Though her knees were still a little wobbly, Yuriko stepped into the very center of the circle and stood. The Sage began to chant again. Soon the other books joined, until the voice of every book in that reading room was raised in a single chorus. She could make out Aju’s voice among them.
Once again, pale flames rose up from the magic circle. The flames arced in the air, wrapping around her legs and arms. Though Yuriko closed her eyes against the glare, the image of her replica standing just outside the circle, waving her hand, still floated on the inside of her eyelids.

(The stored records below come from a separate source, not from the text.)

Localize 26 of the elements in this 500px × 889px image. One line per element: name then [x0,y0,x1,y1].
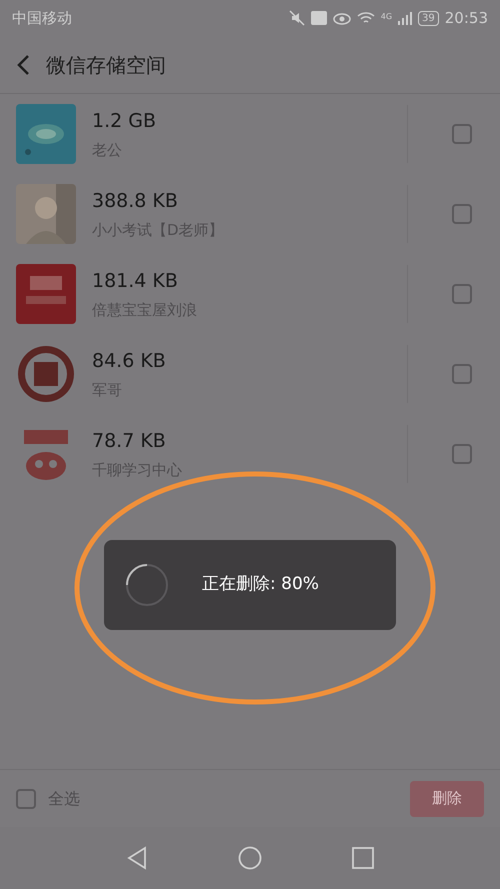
clock: 20:53 [444,8,488,29]
home-nav-icon[interactable] [238,846,262,870]
checkbox[interactable] [452,284,472,304]
checkbox[interactable] [16,788,36,808]
storage-size: 84.6 KB [92,348,167,374]
storage-size: 388.8 KB [92,188,179,214]
checkbox[interactable] [452,124,472,144]
spinner-icon [124,562,170,608]
eye-icon [332,11,351,25]
storage-size: 78.7 KB [92,428,167,454]
storage-size: 1.2 GB [92,108,158,134]
carrier-name: 中国移动 [12,8,72,29]
signal-icon [398,11,412,25]
checkbox[interactable] [452,444,472,464]
page-title: 微信存储空间 [46,52,166,78]
progress-message: 正在删除: 80% [202,573,319,596]
recents-nav-icon[interactable] [352,847,374,869]
back-nav-icon[interactable] [126,846,148,870]
mute-icon [288,10,305,26]
checkbox[interactable] [452,204,472,224]
network-type: 4G [380,10,392,23]
checkbox[interactable] [452,364,472,384]
storage-size: 181.4 KB [92,268,179,294]
back-icon[interactable] [16,54,30,76]
battery-level: 39 [418,10,439,26]
wifi-icon [356,11,375,25]
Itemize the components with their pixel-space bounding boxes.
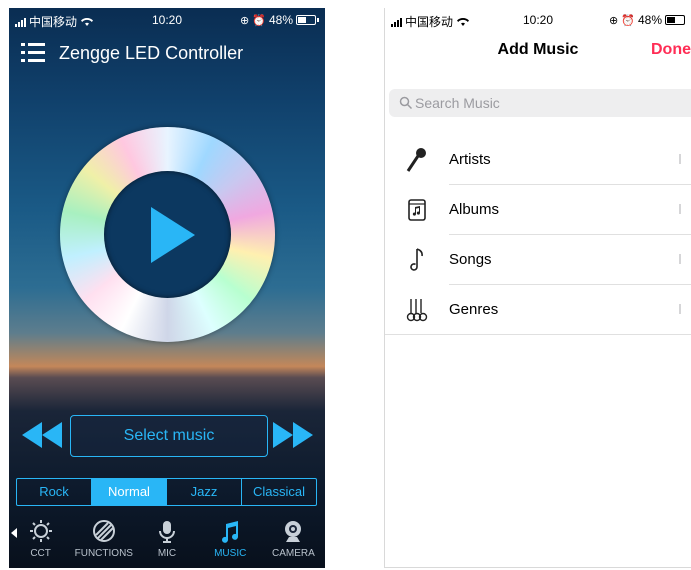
app-header: Zengge LED Controller [9,38,325,68]
alarm-icon: ⏰ [252,14,266,27]
lock-rotation-icon: ⊕ [240,14,250,27]
tab-label: CAMERA [272,548,315,559]
tab-camera[interactable]: CAMERA [262,516,325,568]
list-item-artists[interactable]: Artists [385,135,691,185]
tab-label: MUSIC [214,548,247,559]
search-icon [399,96,413,110]
tab-music[interactable]: MUSIC [199,516,262,568]
tab-functions[interactable]: FUNCTIONS [72,516,135,568]
play-icon[interactable] [151,207,195,263]
chevron-right-icon [679,304,681,314]
album-icon [408,199,426,221]
list-item-label: Genres [449,301,499,318]
tab-mic[interactable]: MIC [135,516,198,568]
alarm-icon: ⏰ [621,14,635,27]
battery-icon [296,15,319,25]
status-bar: 中国移动 10:20 ⊕ ⏰ 48% [385,8,691,30]
list-item-label: Artists [449,151,491,168]
app-title: Zengge LED Controller [59,43,244,63]
tab-label: FUNCTIONS [74,548,133,559]
microphone-icon [135,520,198,546]
tab-label: MIC [157,548,177,559]
pattern-icon [72,520,135,546]
lock-rotation-icon: ⊕ [609,14,619,27]
battery-icon [665,15,685,25]
list-item-genres[interactable]: Genres [385,285,691,335]
chevron-right-icon [679,154,681,164]
genre-rock[interactable]: Rock [17,479,92,505]
rewind-icon[interactable] [22,422,62,448]
list-item-label: Songs [449,251,492,268]
tab-label: CCT [30,548,51,559]
list-item-songs[interactable]: Songs [385,235,691,285]
music-note-icon [410,248,423,271]
status-right: ⊕ ⏰ 48% [240,13,319,27]
music-disc[interactable] [60,127,275,342]
battery-percent: 48% [637,13,662,27]
menu-icon[interactable] [21,42,45,64]
chevron-right-icon [679,254,681,264]
tab-bar: CCT FUNCTIONS MIC MUSIC CAMERA [9,516,325,568]
search-input[interactable] [415,89,655,117]
tab-cct[interactable]: CCT [9,516,72,568]
nav-title: Add Music [497,41,579,58]
genre-normal[interactable]: Normal [92,479,167,505]
guitars-icon [406,299,428,322]
divider [385,334,691,335]
list-item-albums[interactable]: Albums [385,185,691,235]
sun-icon [9,520,72,546]
battery-percent: 48% [268,13,293,27]
led-controller-screen: 中国移动 10:20 ⊕ ⏰ 48% Zengge LED Controller… [9,8,325,568]
disc-center [104,171,231,298]
search-bar[interactable] [389,89,691,117]
done-button[interactable]: Done [651,41,691,59]
status-right: ⊕ ⏰ 48% [609,13,685,27]
add-music-screen: 中国移动 10:20 ⊕ ⏰ 48% Add Music Done Artist… [384,8,691,568]
music-category-list: Artists Albums Songs Genres [385,135,691,335]
genre-jazz[interactable]: Jazz [167,479,242,505]
select-music-button[interactable]: Select music [70,415,268,457]
genre-selector: Rock Normal Jazz Classical [16,478,317,506]
fast-forward-icon[interactable] [273,422,313,448]
camera-icon [262,520,325,546]
list-item-label: Albums [449,201,500,218]
chevron-right-icon [679,204,681,214]
genre-classical[interactable]: Classical [242,479,316,505]
microphone-icon [406,148,426,172]
music-note-icon [199,520,262,546]
status-bar: 中国移动 10:20 ⊕ ⏰ 48% [9,8,325,30]
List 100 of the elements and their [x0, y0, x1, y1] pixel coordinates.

And that was how she had come here, wherever
here
was, standing on the soft grass.
She didn’t feel like she had moved since stepping on the magic circle. She hadn’t flown up into the air or tunneled through the ground or had to duck through any sort of opening.
She was just here.
Yuriko slowly opened her eyes, steeling herself for whatever might be waiting. She had already imagined several possibilities. She felt ready for just about anything. Anything at all.
What she saw dashed all pretense of readiness from her, scattering her resolve to the wind.
She was looking out over a dry grassland, bleached of color, as bleak as the gray sky that hung low above it. There was no one else in sight.
She noticed the light above her eyes again. The glyph on her forehead was glowing. She lifted her own hand and saw its pale light reflected on her fingers, and then it went out. Like a signal announcing her arrival extinguished when its purpose was served.
The sky seemed oppressively close. The clouds hung heavily over her, and beneath them floated a layer of mist. The mist had a slight bluish tint, making it look cold, as though tiny particles of ice flowed through the air currents above her head.